従来の成長モデルが限界に達したことはGDP統計を見ても分かる。供給面から見ると、GDP全体に占める第2次産業の比率が諸外国と比べて極めて大きい一方、第3次産業の比率が小さい。第2次産業の中核を成す製造業に焦点を当てると、世界における製造業シェアは23.2%でGDPシェア(12.8%)より10.4ポイントも大きい(図表-5)。米国や欧州ではGDPシェアの方が大きいのと比べると対照的である。製造業シェアの方が大きくても製品を輸出できれば問題はない。日本も製造業シェアの方が1.0ポイント大きく、韓国は1.5ポイント、欧州の中でもドイツは1.6ポイント大きい(図表-6)。しかし、輸出できないようだと、国内では生産設備が過剰となって、設備稼働率が落ちて債務負担が重くのしかかり、雇用不安に陥ることになる。いわゆる過剰設備の問題である。従って、10ポイント超になった過大なギャップを、均衡点に向けていかにソフトランディングさせるのかが、中国の産業政策においては最大の課題となっている。
 
(図表5)GDPシェアと製造業シェア(2013年)/(図表6)製造業シェア-GDPシェア(2013年)
一方、需要面から見ると、GDP全体に占める投資(総固定資本形成)の比率が諸外国と比べて突出して大きく、2014年は44.0%となった(図表-7)。主要先進国(G7)の約2倍に達しており、経済発展が遅れたインドやインドネシアと比べても10ポイント以上高い。経済発展の初期段階では、先行的に投資を増やす場合が多いため、アジア諸国の中には過去に投資比率の高まりを経験した国が多い。1990年代のタイでは投資比率が4割前後で7年間、マレーシアでも5年間続いたことがあり、韓国でも1990年代に4割には達しなかったものの35%前後が8年間続いた。日本でも高度成長期にあった1970年前後には35%前後が6年間続いていた(図表-8)。しかし、その後の日本では、高度成長が終わるとともに投資比率も3割前後へ低下、1974年には石油危機も加わってマイナス成長に落ち込み、安定成長に移行した。
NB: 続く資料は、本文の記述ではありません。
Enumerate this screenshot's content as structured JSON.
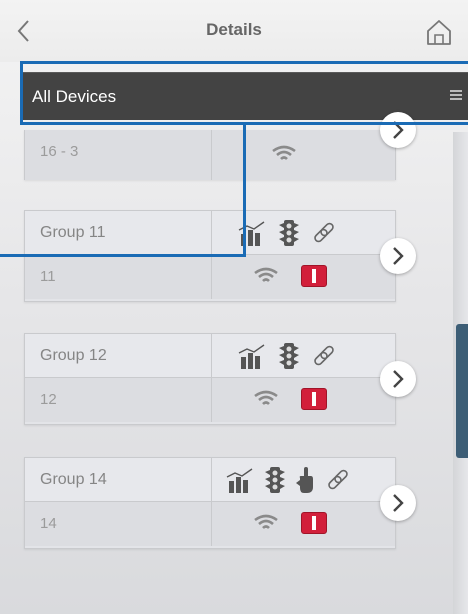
{
  "header": {
    "title": "Details",
    "back_icon": "chevron-left-icon",
    "home_icon": "home-icon"
  },
  "filter": {
    "label": "All Devices",
    "menu_icon": "menu-lines-icon"
  },
  "colors": {
    "highlight": "#1a6bb5",
    "filter_bar": "#434343",
    "alert": "#d21f3a",
    "scroll_thumb": "#3d5e76"
  },
  "cards": [
    {
      "id": "16 - 3",
      "name": "",
      "icons": [],
      "status": [
        "wifi-icon"
      ]
    },
    {
      "name": "Group 11",
      "id": "11",
      "icons": [
        "chart-icon",
        "traffic-light-icon",
        "link-icon"
      ],
      "status": [
        "wifi-icon",
        "alert-icon"
      ]
    },
    {
      "name": "Group 12",
      "id": "12",
      "icons": [
        "chart-icon",
        "traffic-light-icon",
        "link-icon"
      ],
      "status": [
        "wifi-icon",
        "alert-icon"
      ]
    },
    {
      "name": "Group 14",
      "id": "14",
      "icons": [
        "chart-icon",
        "traffic-light-icon",
        "hand-icon",
        "link-icon"
      ],
      "status": [
        "wifi-icon",
        "alert-icon"
      ]
    }
  ]
}
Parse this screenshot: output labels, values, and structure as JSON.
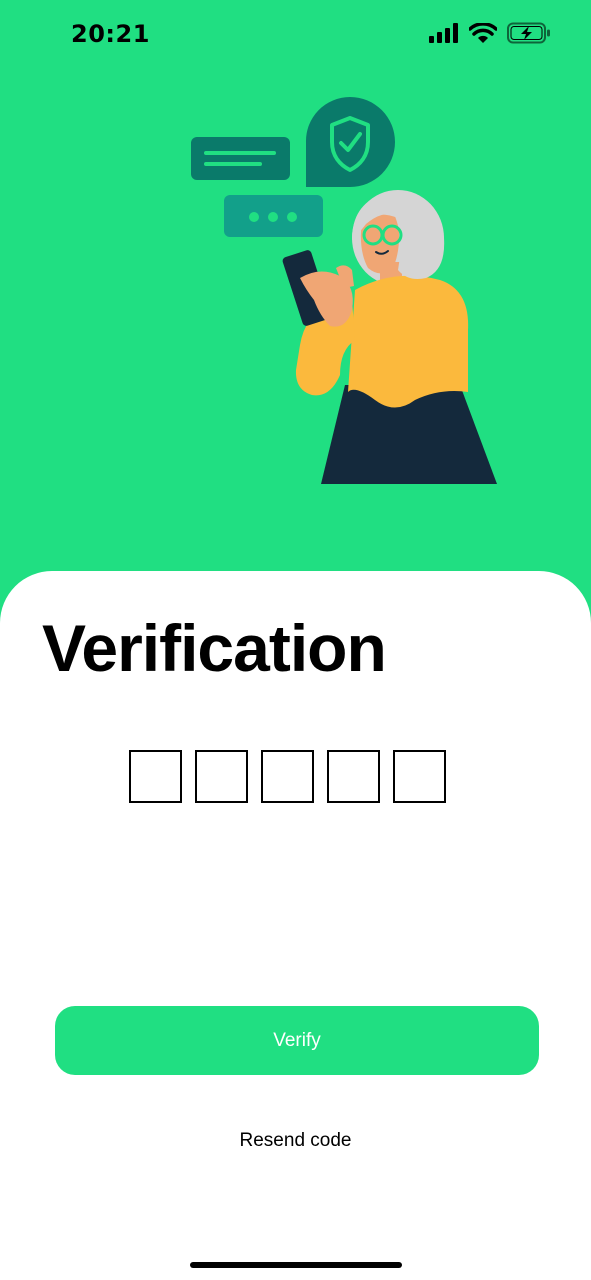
{
  "status_bar": {
    "time": "20:21",
    "icons": [
      "cellular-signal-icon",
      "wifi-icon",
      "battery-charging-icon"
    ]
  },
  "illustration": {
    "subject": "woman-with-phone-illustration",
    "bubbles": [
      "message-bubble-icon",
      "shield-check-icon",
      "typing-dots-bubble-icon"
    ]
  },
  "screen": {
    "title": "Verification",
    "code_length": 5,
    "code_values": [
      "",
      "",
      "",
      "",
      ""
    ],
    "verify_label": "Verify",
    "resend_label": "Resend code"
  },
  "colors": {
    "accent": "#20DF82",
    "dark_teal": "#0A7A6A",
    "teal": "#12A08A",
    "sweater": "#FBB93D",
    "skirt": "#14293C",
    "skin": "#F0A674",
    "hair": "#D5D5D5"
  }
}
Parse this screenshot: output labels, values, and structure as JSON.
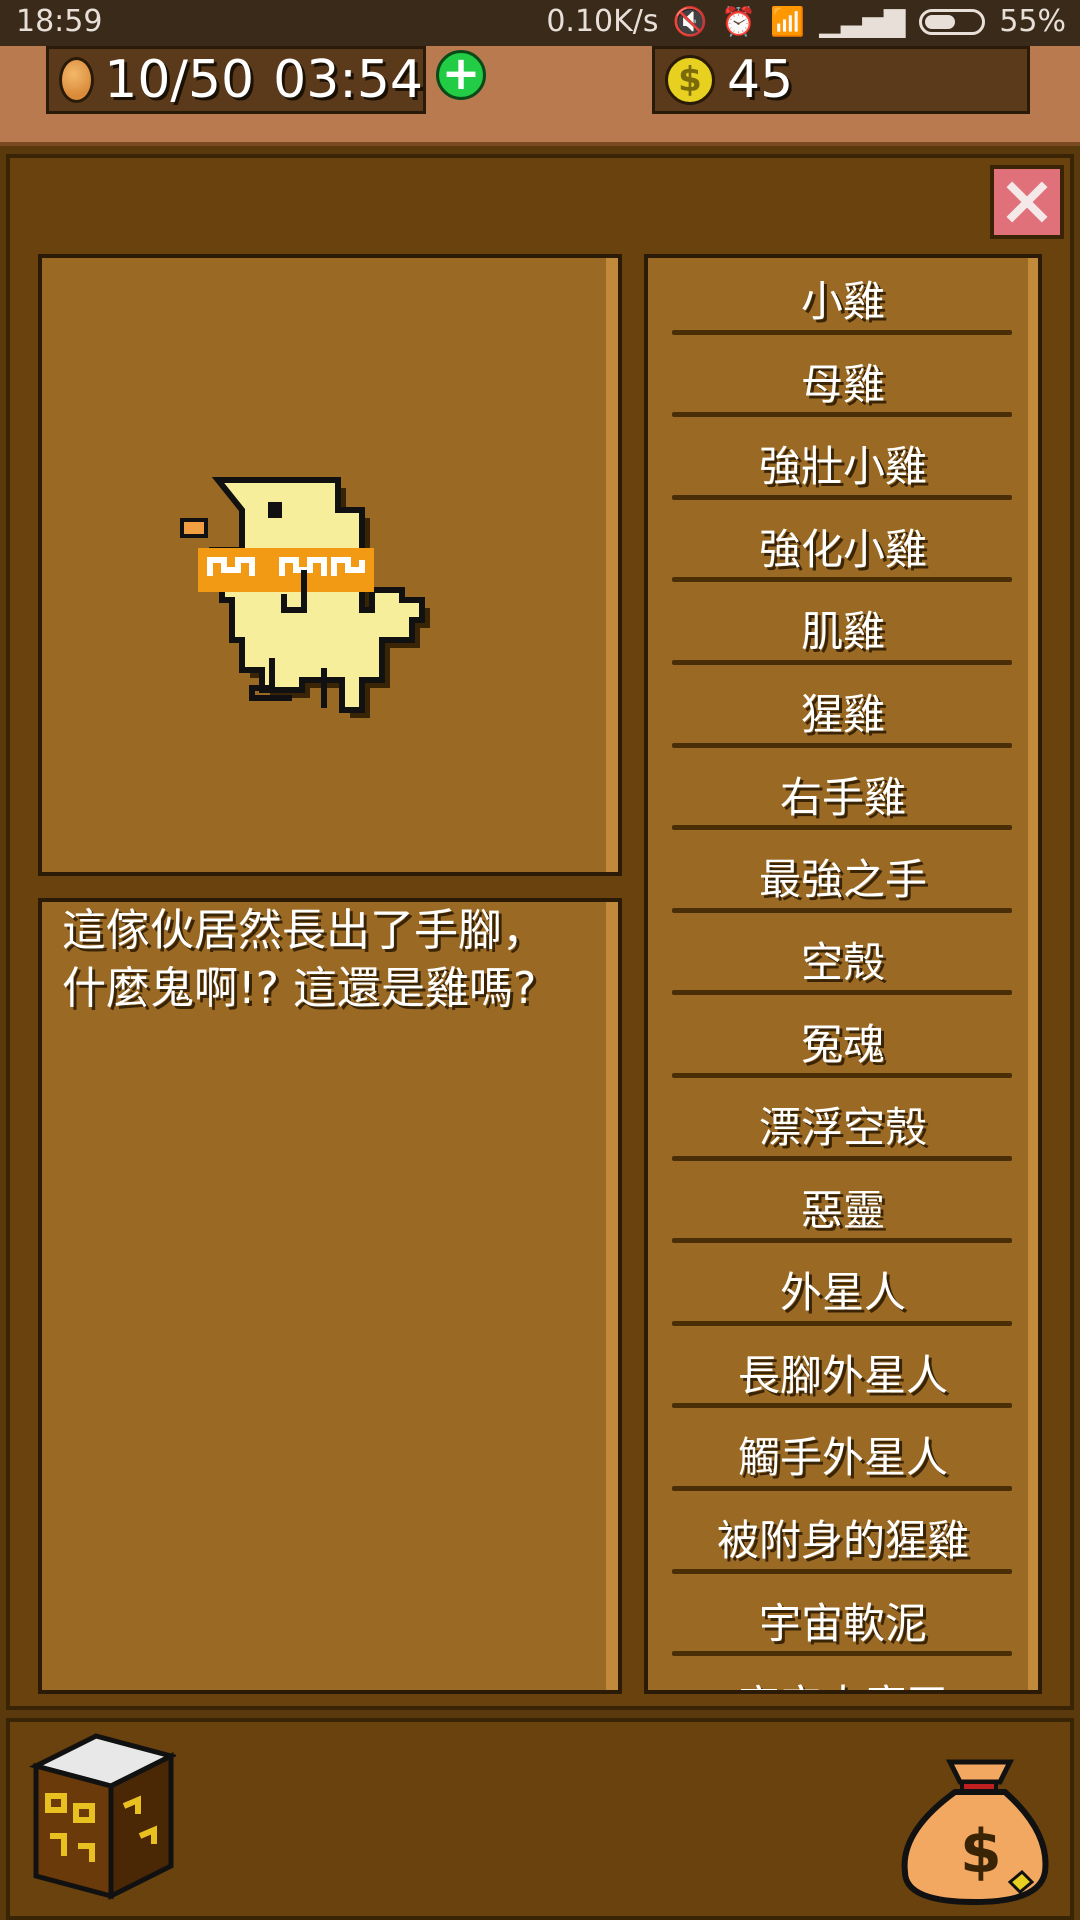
{
  "status_bar": {
    "time": "18:59",
    "network_speed": "0.10K/s",
    "battery_percent": "55%",
    "battery_level": 0.55,
    "icons": [
      "mute-icon",
      "alarm-icon",
      "wifi-icon",
      "signal-icon",
      "battery-icon"
    ]
  },
  "resources": {
    "energy": "10/50",
    "timer": "03:54",
    "coins": "45",
    "coin_symbol": "$",
    "plus_symbol": "+"
  },
  "detail": {
    "description": "這傢伙居然長出了手腳，\n什麼鬼啊!? 這還是雞嗎?"
  },
  "collection": {
    "items": [
      "小雞",
      "母雞",
      "強壯小雞",
      "強化小雞",
      "肌雞",
      "猩雞",
      "右手雞",
      "最強之手",
      "空殼",
      "冤魂",
      "漂浮空殼",
      "惡靈",
      "外星人",
      "長腳外星人",
      "觸手外星人",
      "被附身的猩雞",
      "宇宙軟泥",
      "宇宙大魔王"
    ]
  },
  "colors": {
    "panel": "#6a420e",
    "card": "#9a6a24",
    "top_bar": "#b87a4e",
    "close_button": "#e0707a",
    "plus_button": "#22cc44"
  }
}
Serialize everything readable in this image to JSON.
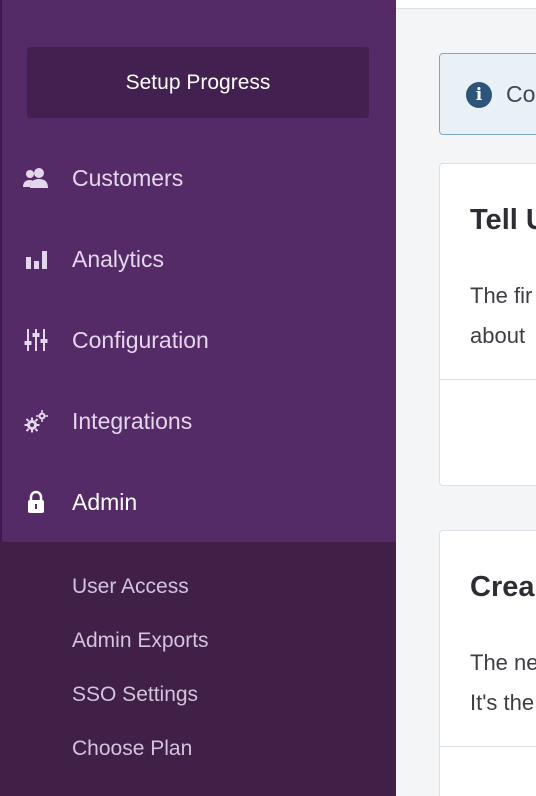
{
  "sidebar": {
    "setup_progress_label": "Setup Progress",
    "nav": [
      {
        "label": "Customers",
        "icon": "users-icon"
      },
      {
        "label": "Analytics",
        "icon": "bar-chart-icon"
      },
      {
        "label": "Configuration",
        "icon": "sliders-icon"
      },
      {
        "label": "Integrations",
        "icon": "gears-icon"
      },
      {
        "label": "Admin",
        "icon": "lock-icon",
        "active": true
      }
    ],
    "admin_subnav": [
      {
        "label": "User Access"
      },
      {
        "label": "Admin Exports"
      },
      {
        "label": "SSO Settings"
      },
      {
        "label": "Choose Plan"
      }
    ]
  },
  "main": {
    "alert": {
      "icon": "info-icon",
      "text": "Co"
    },
    "cards": [
      {
        "title": "Tell U",
        "body_line1": "The fir",
        "body_line2": "about"
      },
      {
        "title": "Crea",
        "body_line1": "The ne",
        "body_line2": "It's the"
      }
    ]
  },
  "colors": {
    "sidebar_bg": "#542a67",
    "setup_button_bg": "#42204f",
    "subnav_bg": "#412048",
    "alert_border": "#7fa7c8",
    "alert_icon": "#2d5579"
  }
}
韓国、タイ、マレーシアでも、アジア通貨危機でマイナス成長に落ち込んだ後、韓国の投資比率は3割前後へ低下、タイ・マレーシアでは2割台へ低下しており、前例をみれば中国の4割超も長続きしそうにない。また、石油危機やアジア通貨危機といった特殊事情があったとはいえ、4ヵ国全てで一時的ながらもマイナス成長に落ち込んだ。これがいわゆる過剰投資の問題である。
(図表7)世界の投資(総固定資本形成)の比率(2013年)/(図表8)アジア各国の投資比率の屈折
(図表9)日本のGDPシェア・製造業シェアの推移 それでは過剰設備(又は過剰投資)を解消する過程では何が起こるのだろうか。楽観と悲観のシナリオを描くことができる。楽観的に見ればGDPシェアが製造業シェアに鞘寄せする形で調整し、この場合は製造業の成長率は低下するものの第3次産業が牽引してGDPシェアが上昇する。悲観的に見れば製造業シェアがGDPシェアに鞘寄せする形で調整し、この場合は製造業の成長率が急激に低下して第3次産業だけでは支え切れず極めて低い成長率になる。

かつて日本では両者のギャップが拡大して1991-93年に約4ポイントでピークを付けた。その後このギャップは解消していくが、GDPシェアと製造業シェアがともに低下する結果となった(図表-9)。中国経済の発展段階はまだ低く、ここもと第3次産業が8%前後の高い伸びを維持していることから、悲観し過ぎてもいけないが、経済成長率を押し下げる大きな負のインパクトをもたらすことは間違いない。